Pupils and a local business play their part in preparing for Mytholmroyd Flood Alleviation Scheme - 3 November 2017

Children at two primary schools are creating drawings and poems to decorate the temporary wall in Mytholmroyd which has been built until a permanent one can be constructed to help protect homes from flooding.

Pupils from Scout Road and Burnley Road Academy are putting their creative talent to good use to brighten up the wall in the centre of the village.

A series of plans for work to be carried out as part of the new £30m scheme to reduce flooding in Mytholmroyd are available to view online at www.calderdale.gov.uk clicking on the ‘search and comment on planning applications’ link and then typing Mytholmroyd Flood Alleviation in the search box. More planning applications will be made later this month.
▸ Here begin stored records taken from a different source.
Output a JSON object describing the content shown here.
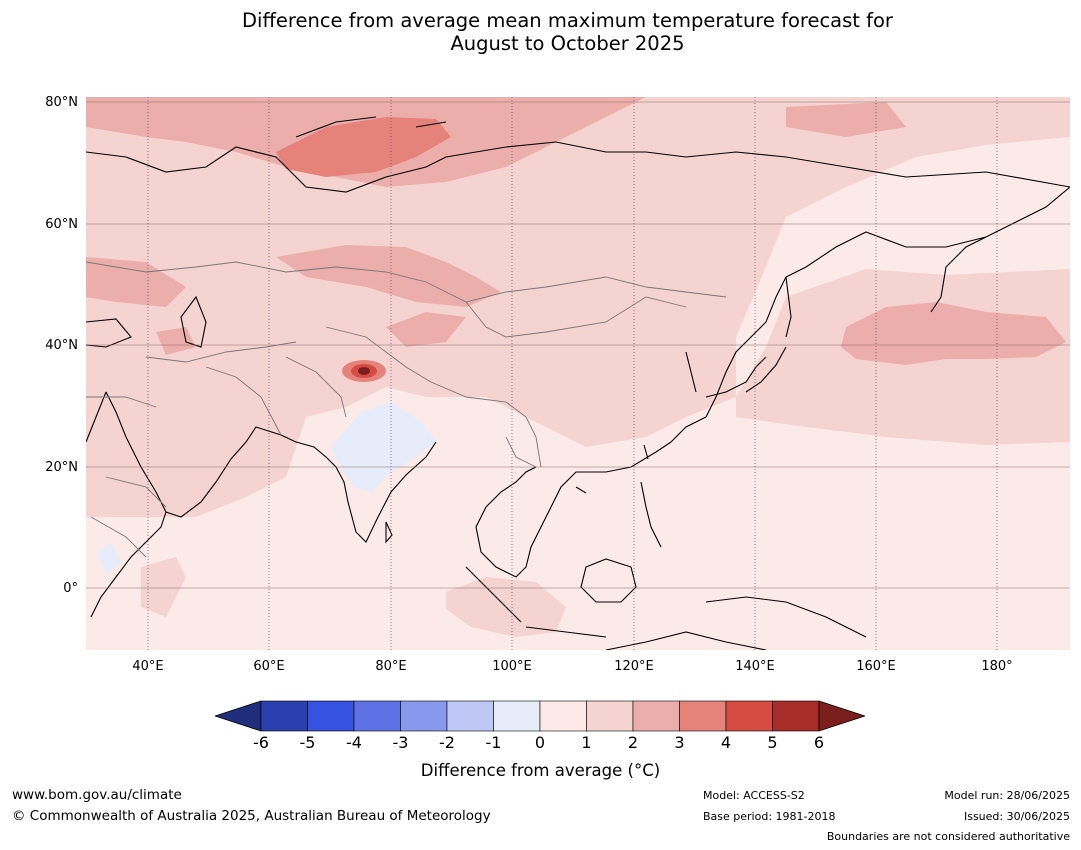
{
  "title": {
    "line1": "Difference from average mean maximum temperature forecast for",
    "line2": "August to October 2025"
  },
  "map": {
    "lat_labels": [
      "80°N",
      "60°N",
      "40°N",
      "20°N",
      "0°"
    ],
    "lon_labels": [
      "40°E",
      "60°E",
      "80°E",
      "100°E",
      "120°E",
      "140°E",
      "160°E",
      "180°"
    ]
  },
  "colorbar": {
    "ticks": [
      "-6",
      "-5",
      "-4",
      "-3",
      "-2",
      "-1",
      "0",
      "1",
      "2",
      "3",
      "4",
      "5",
      "6"
    ],
    "colors": [
      "#1f2d7c",
      "#2a3fb0",
      "#3552e0",
      "#5e72e6",
      "#8898ec",
      "#bfc8f4",
      "#e6ecfa",
      "#fde9e7",
      "#f5d3d1",
      "#ecaeab",
      "#e5827a",
      "#d64b42",
      "#a82c27",
      "#7a1f1c"
    ],
    "label": "Difference from average (°C)"
  },
  "footer": {
    "url": "www.bom.gov.au/climate",
    "copyright": "© Commonwealth of Australia 2025, Australian Bureau of Meteorology",
    "model": "Model: ACCESS-S2",
    "base_period": "Base period: 1981-2018",
    "model_run": "Model run: 28/06/2025",
    "issued": "Issued: 30/06/2025",
    "disclaimer": "Boundaries are not considered authoritative"
  }
}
These plans include new, raised and improved flood walls; widening of the river channel at St Michael’s church and Caldene Avenue Bridge; the relocation of Caldene Avenue bridge, strengthening and waterproofing buildings next to the river.

Helen Batt, Calderdale catchment director for the Environment Agency, said: “It’s fantastic to be able to involve young people in the development of our flood alleviation scheme by brightening up the temporary wall which is one of the focal points in the village.
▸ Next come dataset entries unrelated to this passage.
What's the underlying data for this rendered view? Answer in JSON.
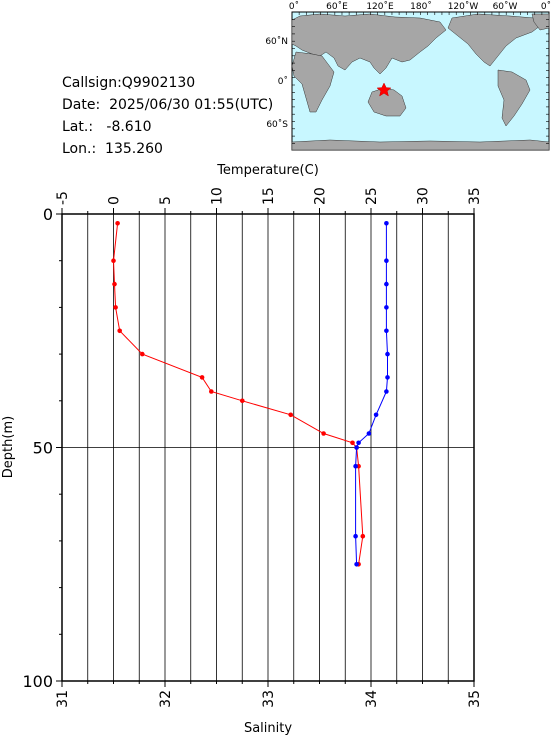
{
  "info": {
    "callsign": "Callsign:Q9902130",
    "date": "Date:  2025/06/30 01:55(UTC)",
    "lat": "Lat.:   -8.610",
    "lon": "Lon.:  135.260"
  },
  "map": {
    "top_labels": [
      "0˚",
      "60˚E",
      "120˚E",
      "180˚",
      "120˚W",
      "60˚W",
      "0˚"
    ],
    "lat_labels": [
      "60˚N",
      "0˚",
      "60˚S"
    ],
    "colors": {
      "ocean": "#c8f7ff",
      "land": "#a6a6a6",
      "marker": "#ff0000"
    }
  },
  "chart_data": {
    "type": "line",
    "temperature_axis": {
      "label": "Temperature(C)",
      "range": [
        -5,
        35
      ],
      "ticks": [
        -5,
        0,
        5,
        10,
        15,
        20,
        25,
        30,
        35
      ]
    },
    "salinity_axis": {
      "label": "Salinity",
      "range": [
        31,
        35
      ],
      "ticks": [
        31,
        32,
        33,
        34,
        35
      ]
    },
    "depth_axis": {
      "label": "Depth(m)",
      "range": [
        0,
        100
      ],
      "reversed": true,
      "ticks": [
        0,
        50,
        100
      ]
    },
    "series": [
      {
        "color": "#ff0000",
        "depth": [
          2,
          10,
          15,
          20,
          25,
          30,
          35,
          38,
          40,
          43,
          47,
          49,
          50,
          54,
          69,
          75
        ],
        "temperature": [
          0.4,
          0.0,
          0.1,
          0.2,
          0.6,
          2.8,
          8.6,
          9.5,
          12.5,
          17.2,
          20.4,
          23.2,
          23.6,
          23.8,
          24.2,
          23.8
        ]
      },
      {
        "color": "#0000ff",
        "depth": [
          2,
          10,
          15,
          20,
          25,
          30,
          35,
          38,
          43,
          47,
          49,
          50,
          54,
          69,
          75
        ],
        "salinity": [
          34.15,
          34.15,
          34.15,
          34.15,
          34.15,
          34.16,
          34.16,
          34.15,
          34.05,
          33.98,
          33.88,
          33.86,
          33.85,
          33.85,
          33.86
        ]
      }
    ],
    "grid": true
  }
}
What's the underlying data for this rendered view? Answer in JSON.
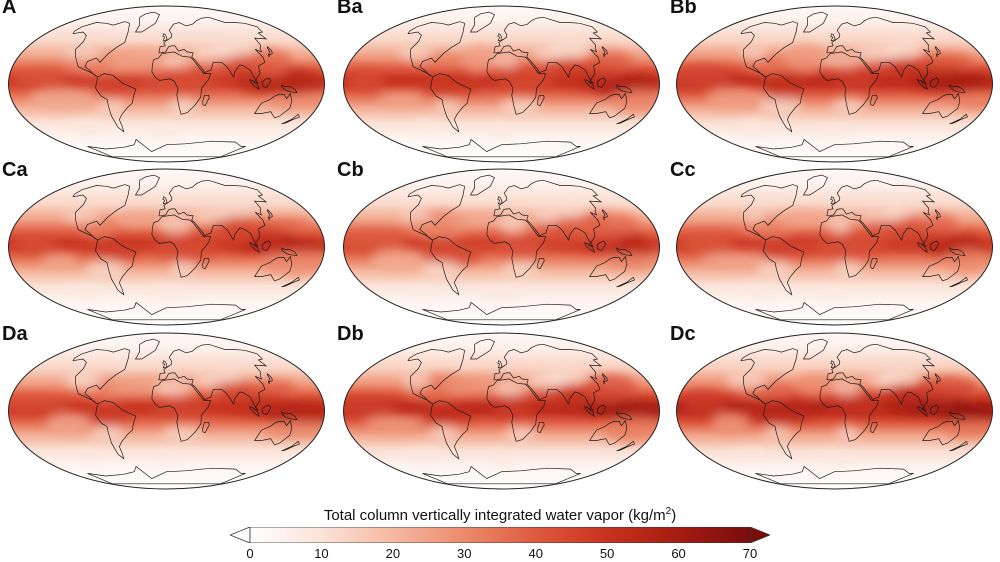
{
  "panels": [
    {
      "label": "A",
      "intensity": 1.0,
      "seed": 1
    },
    {
      "label": "Ba",
      "intensity": 1.05,
      "seed": 2
    },
    {
      "label": "Bb",
      "intensity": 1.1,
      "seed": 3
    },
    {
      "label": "Ca",
      "intensity": 1.02,
      "seed": 4
    },
    {
      "label": "Cb",
      "intensity": 0.97,
      "seed": 5
    },
    {
      "label": "Cc",
      "intensity": 1.0,
      "seed": 6
    },
    {
      "label": "Da",
      "intensity": 1.04,
      "seed": 7
    },
    {
      "label": "Db",
      "intensity": 1.12,
      "seed": 8
    },
    {
      "label": "Dc",
      "intensity": 1.18,
      "seed": 9
    }
  ],
  "colorbar": {
    "title": "Total column vertically integrated water vapor (kg/m",
    "title_sup": "2",
    "title_close": ")",
    "unit": "kg/m2",
    "min": 0,
    "max": 70,
    "ticks": [
      "0",
      "10",
      "20",
      "30",
      "40",
      "50",
      "60",
      "70"
    ],
    "extend": "both",
    "colors": [
      "#ffffff",
      "#fbe3d8",
      "#f5b9a1",
      "#ec8a6c",
      "#de5a3f",
      "#c7321f",
      "#a51c12",
      "#7a0c0c"
    ]
  }
}
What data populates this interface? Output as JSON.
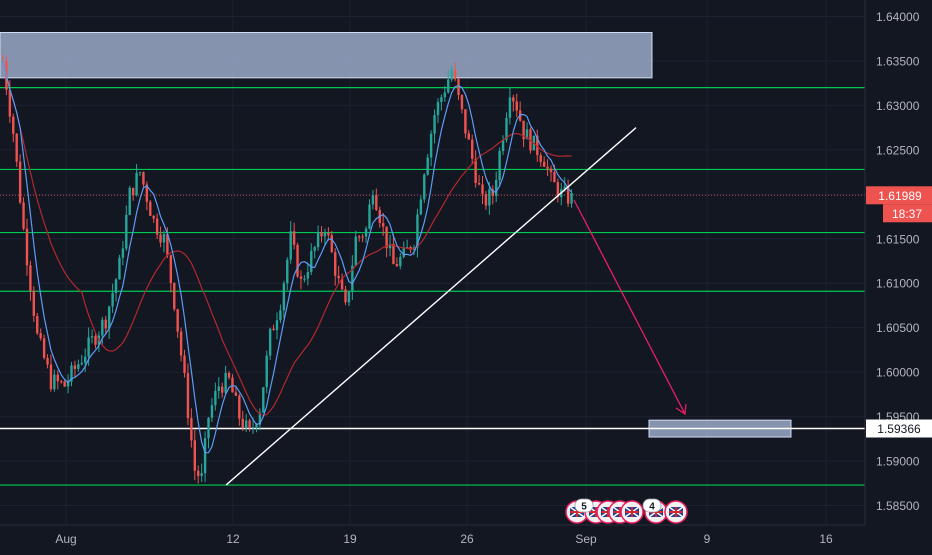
{
  "chart_data": {
    "type": "candlestick",
    "price_axis": {
      "ticks": [
        "1.64000",
        "1.63500",
        "1.63000",
        "1.62500",
        "1.62000",
        "1.61500",
        "1.61000",
        "1.60500",
        "1.60000",
        "1.59500",
        "1.59000",
        "1.58500"
      ],
      "range": [
        1.5825,
        1.6425
      ]
    },
    "time_axis": {
      "ticks": [
        "Aug",
        "12",
        "19",
        "26",
        "Sep",
        "9",
        "16"
      ]
    },
    "current_price": {
      "label": "1.61989",
      "countdown": "18:37",
      "color": "#ef5350"
    },
    "target_level": {
      "label": "1.59366",
      "color": "#ffffff"
    },
    "horizontal_levels": {
      "color": "#00c853",
      "prices": [
        1.632,
        1.6228,
        1.6157,
        1.6091,
        1.5873
      ]
    },
    "zones": [
      {
        "name": "supply-zone",
        "price_top": 1.6382,
        "price_bottom": 1.6331,
        "color": "#b2c4e6"
      },
      {
        "name": "target-zone",
        "price_top": 1.5946,
        "price_bottom": 1.5927,
        "color": "#b2c4e6"
      }
    ],
    "trendline": {
      "from": {
        "bar": 0,
        "price": 1.5873
      },
      "to": {
        "bar": 0,
        "price": 1.6275
      },
      "color": "#ffffff"
    },
    "projection_arrow": {
      "color": "#e91e63"
    },
    "event_flags": [
      "5",
      "4"
    ],
    "colors": {
      "bull": "#26a69a",
      "bear": "#ef5350",
      "fast_ma": "#5b9cf6",
      "slow_ma": "#b2282e",
      "grid": "#1e2230",
      "text": "#b2b5be",
      "background": "#131722"
    }
  }
}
“Residents and businesses in the local community can take the opportunity to have a look at our plans as they come online for a flood scheme which will provide them with much better protection against flood risk.

“We would like to thank the local community for their patience during our ongoing works which unavoidably causes some disruption to traffic flow in the village.”

Three four-storey buildings - including the former post office, which has been relocated to the nearby Grange Dene complex - have now been demolished on the main A646 Burnley Road, to prevent any further collapse during another flood event. This work has needed to be carried out carefully due to constraints associated with their proximity to the highway, the river, and the fact they are within a conservation area.  Historic England, the Environment Agency and Calderdale Council are keen that the stone is re-used.

A video of some of the preparatory flood alleviation work has been created free of charge by local company Site Eye Time-lapse who specialise in installing cameras to remotely monitor construction and infrastructure projects in the UK and worldwide.  It can be viewed at https://vimeo.com/user25873713/review/235889045/0186b27f17 or www.eyeoncalderdale.com

Dan East, marketing manager at Site Eye Time Lapse, said: “We wanted to help document the flood alleviation works in the town.

“Most of our projects tend to be in London so it was nice to be able to walk from our headquarters in Mytholmroyd to set up a project for a change. It was one of our Hebden Bridge based engineers that that pushed forward with the idea and he worked in his own time to install the cameras.”

The Calderdale Flood Partnership Board approved funding the £30m flood scheme to improve the protection for homes and businesses in Mytholmroyd

The scheme has been developed in partnership with Calderdale Council, the local community and stakeholders. Construction is expected to start later this year.

Regular information bulletins about the scheme are posted on  www.eyeoncalderdale.com and at various sites throughout the village. You can also contact the project team by email – mytholmroydFAS@environment-agency.gov.uk

Following the flooding of December 2015, the Environment Agency has completed six new schemes, reducing flood risk to 500 homes as part of a £9 million recovery programme across Calderdale.

In Mytholmroyd, significant work to clear the channel, repair damaged walls and make safe damaged buildings has already been carried out. This includes repairing and strengthening more than 100 assets throughout the valley, many of which were flood-damaged.